South by Southwest attendees complained that this marketing scheme, an initiative by BBH Labs, was robbing Austin’s homeless of their dignity. This has led BBH chairman Emma Cookson to declare that her company has “pulled the plug and will not go forward with plans to continue the project in New York,” according to a 3.14 N.Y. Post interview with Kevin Fasick and Don Kaplan.
How else are the homeless going to earn a little coin? By going online and managing their investments? If I didn’t have a roof over my head I sure as hell wouldn’t turn down BBH’s offer. When the going gets tough the tough get going.
How different would this situation be if BBH Labs had offered to pay homeless guys to walk around with an advertising sandwich board in midtown Manhattan? Poor guys used to do this back in the 20th Century. Somebody should have taken them aside and said, “Hey, man…where’s your dignity?”
Remember when the homeless didn’t have a p.c. image as former math teachers, real estate agents, sports-equipment salespersons and stockbrokers who’ve temporarily fallen on hard times and are therefore without lodging, sustenance or credit cards? Remember when they used to be seen as bums and vagrants? As people who’d obviously experienced bad luck but also — can we be frank? — as likely victims of alcohol abuse or mental-health issues?
What would David Huddleston‘s Jeffrey Lebowski say about this? “Get a job, sir!”
But it’s a job that lowers my dignity, Mr. Lebowski. I may be homeless for the time being but I have a soul and I have rights and I have a dream that one day I’ll be back on my feet, earning my way with a steady gig and paying taxes and driving my own car and living in a nice apartment.
“And how do you think you’re going to get back on your feet?,” Lebowski would reply. “By complaining about your dignity to news reporters? Show some of the enterprising spirit that made this country great by doing whatever you can short of breaking the law to earn whatever you can, and by saving as much as you can until you can afford to start living in a decent place. Life isn’t easy, son. But I’ll tell you one thing for sure, and that’s that the bums will always lose! Condolences!”

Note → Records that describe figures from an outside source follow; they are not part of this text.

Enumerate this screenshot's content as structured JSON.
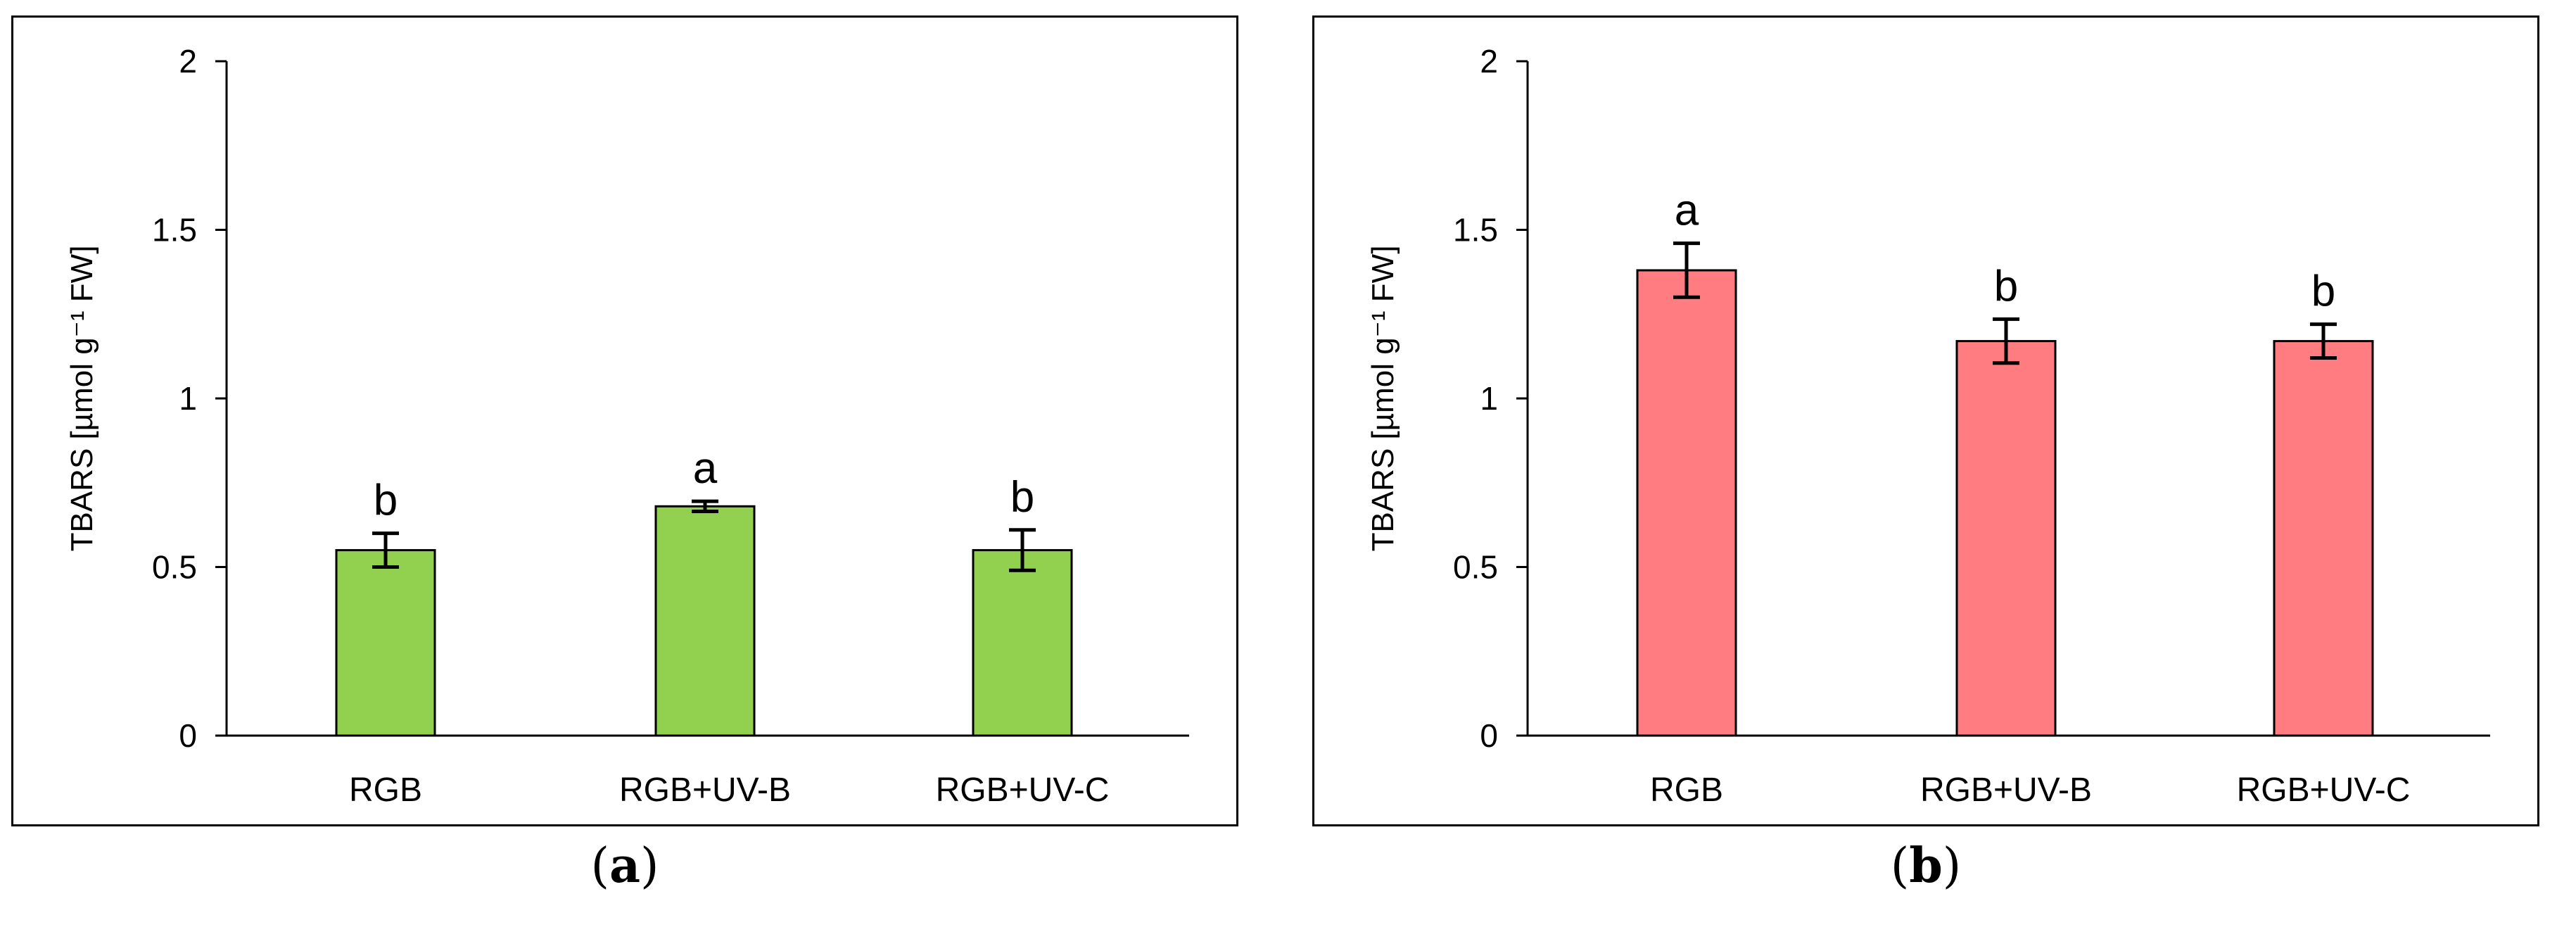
{
  "chart_data": [
    {
      "type": "bar",
      "panel_label": "a",
      "categories": [
        "RGB",
        "RGB+UV-B",
        "RGB+UV-C"
      ],
      "values": [
        0.55,
        0.68,
        0.55
      ],
      "errors": [
        0.05,
        0.015,
        0.06
      ],
      "significance": [
        "b",
        "a",
        "b"
      ],
      "ylabel": "TBARS [µmol g⁻¹ FW]",
      "xlabel": "",
      "ylim": [
        0,
        2
      ],
      "yticks": [
        "0",
        "0.5",
        "1",
        "1.5",
        "2"
      ],
      "bar_color": "#92D050",
      "grid": false
    },
    {
      "type": "bar",
      "panel_label": "b",
      "categories": [
        "RGB",
        "RGB+UV-B",
        "RGB+UV-C"
      ],
      "values": [
        1.38,
        1.17,
        1.17
      ],
      "errors": [
        0.08,
        0.065,
        0.05
      ],
      "significance": [
        "a",
        "b",
        "b"
      ],
      "ylabel": "TBARS [µmol g⁻¹ FW]",
      "xlabel": "",
      "ylim": [
        0,
        2
      ],
      "yticks": [
        "0",
        "0.5",
        "1",
        "1.5",
        "2"
      ],
      "bar_color": "#FF7C80",
      "grid": false
    }
  ],
  "captions": {
    "a": {
      "open": "(",
      "letter": "a",
      "close": ")"
    },
    "b": {
      "open": "(",
      "letter": "b",
      "close": ")"
    }
  }
}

Back in the late ’60s or early ’70s, Esquire magazine ran a photo-spread piece called “Bums.” They went down to the Lower East Side and found a few winos, and brought them uptown and fed them and cleaned them up and dressed them in the best elegant-smoothie clothes that money could buy, and took their picture in a studio. Some of the bums looked pretty good and pretty happy (at least while they were being photographed). They were definitely being exploited, these guys, but would they have been better off if Esquire hadn’t offer them money to take part in this little charade?
How come you never see any Asian homeless people?